From What Took You So Long? by Sheldon Kopp
Often things are as bad as they seem.
Even so, some of the time it's possible to enjoy life as it is.
But the better anything gets, the more you'll miss it when it's gone.
Why grieve when nothing helps? We cry because nothing helps.
If you stubbornly refuse to mourn your losses, you get depressed.
What's a person to do about feeling helpless? For a while there's just no way to see what's funny about being stuck.
At last you cry out in anguish: "Why me?" God answers: "Why not?"
You can so stand it.
After all, it's only pain.
What makes it seem unbearable is your mistaken belief that it can be cured.
I have never begun any important venture for which I felt adequately prepared.
Without knowing for sure what's right or wrong, take your best shot.
There's just no way to get it all straight.
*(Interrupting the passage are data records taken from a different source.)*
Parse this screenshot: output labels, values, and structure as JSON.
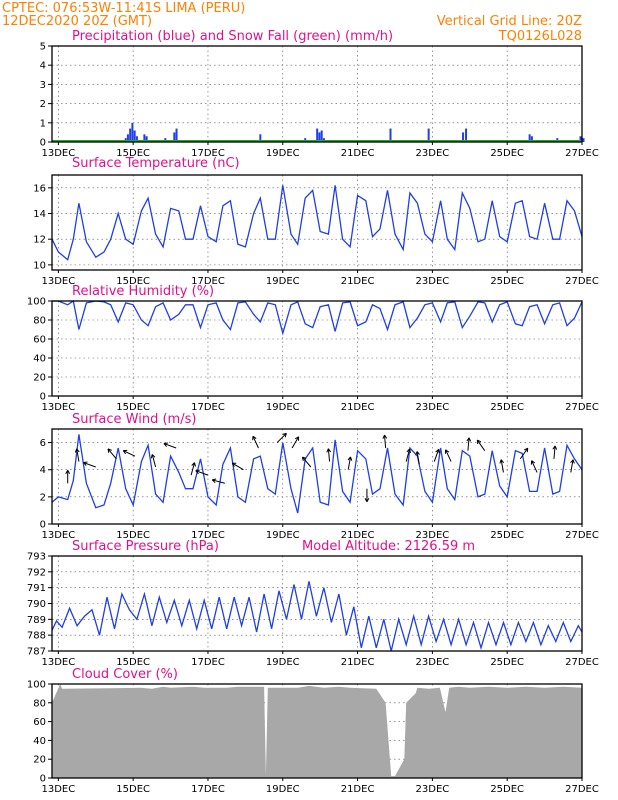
{
  "header": {
    "station": "CPTEC:   076:53W-11:41S   LIMA (PERU)",
    "run": "12DEC2020 20Z (GMT)",
    "grid_note": "Vertical Grid Line: 20Z",
    "code": "TQ0126L028"
  },
  "x_labels": [
    "13DEC",
    "15DEC",
    "17DEC",
    "19DEC",
    "21DEC",
    "23DEC",
    "25DEC",
    "27DEC"
  ],
  "colors": {
    "title": "#e0108c",
    "header": "#ff8000",
    "line": "#1f3fe8",
    "snow": "#22aa22",
    "cloud": "#a8a8a8"
  },
  "panels": {
    "precip": {
      "title": "Precipitation (blue) and Snow Fall (green) (mm/h)"
    },
    "temp": {
      "title": "Surface Temperature (nC)"
    },
    "rh": {
      "title": "Relative Humidity (%)"
    },
    "wind": {
      "title": "Surface Wind (m/s)"
    },
    "pres": {
      "title": "Surface Pressure (hPa)",
      "subtitle": "Model Altitude: 2126.59 m"
    },
    "cloud": {
      "title": "Cloud Cover (%)"
    }
  },
  "chart_data": [
    {
      "id": "precip",
      "type": "bar",
      "title": "Precipitation (blue) and Snow Fall (green) (mm/h)",
      "ylim": [
        0,
        5
      ],
      "yticks": [
        0,
        1,
        2,
        3,
        4,
        5
      ],
      "grid": true,
      "x_unit": "days since 12DEC2020 00Z",
      "x": [
        2.8,
        2.86,
        2.92,
        2.98,
        3.04,
        3.1,
        3.3,
        3.36,
        3.86,
        4.1,
        4.16,
        6.4,
        7.6,
        7.92,
        7.98,
        8.04,
        8.1,
        9.88,
        10.9,
        11.82,
        11.9,
        12.04,
        13.6,
        13.66,
        14.34,
        14.96,
        15.04
      ],
      "values": [
        0.2,
        0.4,
        0.7,
        1.0,
        0.6,
        0.3,
        0.4,
        0.3,
        0.2,
        0.5,
        0.7,
        0.4,
        0.2,
        0.7,
        0.5,
        0.6,
        0.2,
        0.7,
        0.7,
        0.5,
        0.7,
        0.1,
        0.4,
        0.3,
        0.2,
        0.3,
        0.2
      ],
      "series": [
        {
          "name": "Precipitation",
          "color": "blue"
        },
        {
          "name": "Snow Fall",
          "color": "green",
          "values": "0"
        }
      ]
    },
    {
      "id": "temp",
      "type": "line",
      "title": "Surface Temperature (nC)",
      "ylim": [
        9.6,
        17
      ],
      "yticks": [
        10,
        12,
        14,
        16
      ],
      "grid": true,
      "x": [
        0.83,
        1.0,
        1.25,
        1.4,
        1.55,
        1.75,
        2.0,
        2.22,
        2.4,
        2.6,
        2.8,
        3.0,
        3.22,
        3.4,
        3.6,
        3.8,
        4.0,
        4.22,
        4.4,
        4.6,
        4.8,
        5.0,
        5.22,
        5.4,
        5.6,
        5.8,
        6.0,
        6.22,
        6.4,
        6.6,
        6.8,
        7.0,
        7.22,
        7.4,
        7.6,
        7.8,
        8.0,
        8.22,
        8.4,
        8.6,
        8.8,
        9.0,
        9.22,
        9.4,
        9.6,
        9.8,
        10.0,
        10.22,
        10.4,
        10.6,
        10.8,
        11.0,
        11.22,
        11.4,
        11.6,
        11.8,
        12.0,
        12.22,
        12.4,
        12.6,
        12.8,
        13.0,
        13.22,
        13.4,
        13.6,
        13.8,
        14.0,
        14.22,
        14.4,
        14.6,
        14.8,
        15.0
      ],
      "values": [
        12.0,
        11.0,
        10.4,
        12.0,
        14.8,
        11.8,
        10.6,
        11.0,
        12.0,
        14.0,
        12.0,
        11.6,
        14.2,
        15.2,
        12.4,
        11.4,
        14.4,
        14.2,
        12.0,
        12.0,
        14.6,
        12.2,
        11.8,
        14.6,
        15.0,
        11.6,
        11.4,
        14.0,
        15.2,
        12.0,
        12.0,
        16.2,
        12.4,
        11.6,
        15.2,
        15.8,
        12.6,
        12.4,
        16.2,
        12.0,
        11.4,
        15.4,
        15.0,
        12.2,
        12.8,
        15.8,
        12.4,
        11.2,
        15.6,
        14.8,
        12.4,
        11.8,
        15.0,
        12.0,
        11.2,
        15.6,
        14.4,
        11.8,
        12.0,
        15.0,
        12.2,
        11.8,
        14.8,
        15.0,
        12.2,
        12.0,
        14.8,
        12.0,
        12.0,
        15.0,
        14.2,
        12.2
      ]
    },
    {
      "id": "rh",
      "type": "line",
      "title": "Relative Humidity (%)",
      "ylim": [
        0,
        100
      ],
      "yticks": [
        0,
        20,
        40,
        60,
        80,
        100
      ],
      "grid": true,
      "x": [
        0.83,
        1.0,
        1.25,
        1.4,
        1.55,
        1.75,
        2.0,
        2.22,
        2.4,
        2.6,
        2.8,
        3.0,
        3.22,
        3.4,
        3.6,
        3.8,
        4.0,
        4.22,
        4.4,
        4.6,
        4.8,
        5.0,
        5.22,
        5.4,
        5.6,
        5.8,
        6.0,
        6.22,
        6.4,
        6.6,
        6.8,
        7.0,
        7.22,
        7.4,
        7.6,
        7.8,
        8.0,
        8.22,
        8.4,
        8.6,
        8.8,
        9.0,
        9.22,
        9.4,
        9.6,
        9.8,
        10.0,
        10.22,
        10.4,
        10.6,
        10.8,
        11.0,
        11.22,
        11.4,
        11.6,
        11.8,
        12.0,
        12.22,
        12.4,
        12.6,
        12.8,
        13.0,
        13.22,
        13.4,
        13.6,
        13.8,
        14.0,
        14.22,
        14.4,
        14.6,
        14.8,
        15.0
      ],
      "values": [
        100,
        100,
        96,
        100,
        70,
        98,
        100,
        99,
        96,
        78,
        98,
        96,
        80,
        74,
        94,
        98,
        80,
        86,
        96,
        96,
        72,
        96,
        98,
        80,
        70,
        98,
        99,
        86,
        78,
        98,
        96,
        66,
        96,
        99,
        76,
        72,
        94,
        96,
        68,
        98,
        99,
        74,
        78,
        96,
        92,
        70,
        96,
        99,
        72,
        82,
        96,
        98,
        78,
        98,
        99,
        72,
        84,
        99,
        98,
        78,
        96,
        99,
        76,
        74,
        94,
        96,
        76,
        96,
        98,
        74,
        82,
        99
      ]
    },
    {
      "id": "wind",
      "type": "line",
      "title": "Surface Wind (m/s)",
      "ylim": [
        0,
        7
      ],
      "yticks": [
        0,
        2,
        4,
        6
      ],
      "grid": true,
      "x": [
        0.83,
        1.0,
        1.25,
        1.4,
        1.55,
        1.75,
        2.0,
        2.22,
        2.4,
        2.6,
        2.8,
        3.0,
        3.22,
        3.4,
        3.6,
        3.8,
        4.0,
        4.22,
        4.4,
        4.6,
        4.8,
        5.0,
        5.22,
        5.4,
        5.6,
        5.8,
        6.0,
        6.22,
        6.4,
        6.6,
        6.8,
        7.0,
        7.22,
        7.4,
        7.6,
        7.8,
        8.0,
        8.22,
        8.4,
        8.6,
        8.8,
        9.0,
        9.22,
        9.4,
        9.6,
        9.8,
        10.0,
        10.22,
        10.4,
        10.6,
        10.8,
        11.0,
        11.22,
        11.4,
        11.6,
        11.8,
        12.0,
        12.22,
        12.4,
        12.6,
        12.8,
        13.0,
        13.22,
        13.4,
        13.6,
        13.8,
        14.0,
        14.22,
        14.4,
        14.6,
        14.8,
        15.0
      ],
      "values": [
        1.6,
        2.0,
        1.8,
        3.2,
        6.6,
        3.0,
        1.2,
        1.4,
        3.0,
        5.6,
        2.6,
        1.4,
        4.6,
        5.8,
        2.2,
        1.6,
        5.0,
        3.8,
        2.6,
        2.6,
        4.8,
        2.0,
        1.4,
        4.4,
        5.6,
        2.0,
        1.6,
        4.8,
        5.0,
        2.6,
        2.2,
        6.0,
        2.6,
        0.8,
        4.8,
        5.6,
        1.6,
        1.4,
        6.2,
        2.4,
        1.6,
        5.4,
        4.8,
        2.2,
        2.6,
        5.6,
        2.2,
        1.4,
        5.6,
        5.0,
        2.4,
        1.6,
        5.6,
        2.6,
        1.8,
        5.4,
        5.0,
        2.0,
        2.2,
        5.4,
        2.8,
        2.0,
        5.4,
        5.2,
        2.4,
        2.4,
        5.6,
        2.2,
        2.4,
        5.8,
        4.8,
        4.0
      ],
      "arrows": {
        "x": [
          1.25,
          1.55,
          2.0,
          2.55,
          3.05,
          3.6,
          4.15,
          4.55,
          5.0,
          5.45,
          5.95,
          6.35,
          6.85,
          7.25,
          7.75,
          8.25,
          8.75,
          9.25,
          9.75,
          10.3,
          10.65,
          11.05,
          11.5,
          11.95,
          12.4,
          12.9,
          13.35,
          13.8,
          14.25,
          14.7
        ],
        "dir_deg": [
          90,
          100,
          160,
          130,
          155,
          105,
          160,
          75,
          160,
          165,
          150,
          115,
          45,
          60,
          130,
          95,
          80,
          270,
          95,
          75,
          100,
          70,
          115,
          85,
          125,
          100,
          55,
          115,
          85,
          80
        ],
        "speed": [
          3.0,
          4.6,
          4.2,
          4.8,
          5.0,
          4.2,
          5.6,
          3.6,
          3.6,
          3.0,
          4.0,
          5.6,
          6.0,
          5.6,
          4.2,
          4.6,
          4.0,
          2.6,
          5.6,
          4.6,
          4.4,
          4.6,
          4.6,
          5.4,
          5.4,
          3.8,
          4.8,
          3.8,
          4.8,
          3.8
        ]
      }
    },
    {
      "id": "pres",
      "type": "line",
      "title": "Surface Pressure (hPa)",
      "subtitle": "Model Altitude: 2126.59 m",
      "ylim": [
        787,
        793
      ],
      "yticks": [
        787,
        788,
        789,
        790,
        791,
        792,
        793
      ],
      "grid": true,
      "x": [
        0.83,
        0.95,
        1.1,
        1.3,
        1.5,
        1.7,
        1.9,
        2.1,
        2.3,
        2.5,
        2.7,
        2.9,
        3.1,
        3.3,
        3.5,
        3.7,
        3.9,
        4.1,
        4.3,
        4.5,
        4.7,
        4.9,
        5.1,
        5.3,
        5.5,
        5.7,
        5.9,
        6.1,
        6.3,
        6.5,
        6.7,
        6.9,
        7.1,
        7.3,
        7.5,
        7.7,
        7.9,
        8.1,
        8.3,
        8.5,
        8.7,
        8.9,
        9.1,
        9.3,
        9.5,
        9.7,
        9.9,
        10.1,
        10.3,
        10.5,
        10.7,
        10.9,
        11.1,
        11.3,
        11.5,
        11.7,
        11.9,
        12.1,
        12.3,
        12.5,
        12.7,
        12.9,
        13.1,
        13.3,
        13.5,
        13.7,
        13.9,
        14.1,
        14.3,
        14.5,
        14.7,
        14.9,
        15.0
      ],
      "values": [
        788.3,
        788.9,
        788.5,
        789.7,
        788.6,
        789.2,
        789.6,
        788.0,
        790.4,
        788.4,
        790.6,
        789.6,
        789.0,
        790.6,
        788.6,
        790.4,
        788.8,
        790.2,
        788.6,
        790.2,
        788.4,
        790.2,
        788.4,
        790.4,
        788.4,
        790.4,
        788.6,
        790.4,
        788.2,
        790.6,
        788.4,
        790.8,
        789.0,
        791.2,
        789.0,
        791.4,
        789.2,
        791.0,
        788.8,
        790.6,
        788.0,
        789.8,
        787.2,
        789.2,
        787.2,
        789.0,
        787.0,
        789.0,
        787.4,
        789.2,
        787.4,
        789.2,
        787.6,
        789.0,
        787.4,
        789.0,
        787.4,
        788.8,
        787.2,
        788.8,
        787.4,
        788.8,
        787.4,
        788.8,
        787.6,
        788.8,
        787.4,
        788.6,
        787.6,
        788.8,
        787.6,
        788.6,
        788.2
      ]
    },
    {
      "id": "cloud",
      "type": "area",
      "title": "Cloud Cover (%)",
      "ylim": [
        0,
        100
      ],
      "yticks": [
        0,
        20,
        40,
        60,
        80,
        100
      ],
      "grid": true,
      "x": [
        0.83,
        1.05,
        1.1,
        3.2,
        3.5,
        3.8,
        4.0,
        4.6,
        4.9,
        5.5,
        5.8,
        6.5,
        6.55,
        6.6,
        7.4,
        7.7,
        8.1,
        8.5,
        8.8,
        9.5,
        9.75,
        9.9,
        10.0,
        10.25,
        10.3,
        10.55,
        10.6,
        10.9,
        11.2,
        11.35,
        11.45,
        11.7,
        12.0,
        12.5,
        13.0,
        13.5,
        14.0,
        14.5,
        15.0
      ],
      "values": [
        80,
        100,
        95,
        96,
        95,
        97,
        96,
        97,
        96,
        96,
        97,
        97,
        3,
        96,
        96,
        98,
        96,
        97,
        96,
        95,
        80,
        2,
        2,
        20,
        80,
        90,
        96,
        95,
        96,
        70,
        96,
        97,
        96,
        97,
        96,
        97,
        96,
        97,
        96
      ]
    }
  ]
}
Mistakes are inevitable.
Control is an illusion.
You wait for everything to be all right, knowing all the while that the next problem is already in the mail.
Complaining can become a way of boasting about how much suffering you can endure.
If we allow pain more of our attention than it requires, we miss some opportunities for joy.
Escape is not a dirty word. None of us can face what's happening head-on all of the time.
It's all right to pretend sometimes. The only danger lies in pretending that you are not pretending.
We don't have to pass the time. The time will pass in any case.
Remember, we are all in this alone.
It helps to know that everyone is in the same situation. It helps, but not a whole lot.
Unable to get our own way, often we settle for trying to prevent other people from getting their way.
We insist that our situation is special. It's so hard to accept how ordinary we all are.
We must learn to love in the absence of illusions.
We must try to live a just life in an unjust world.
We must be willing to go on caring even when we are helpless to change things.
Our best may not turn out to be good enough. Still it will have to do.
I'm not OK. You're not OK. And that's OK.
(The final line above, a direct shot at one of the greatest of '70s clichés, makes it clear that Kopp is not particularly interested in our self-esteem.)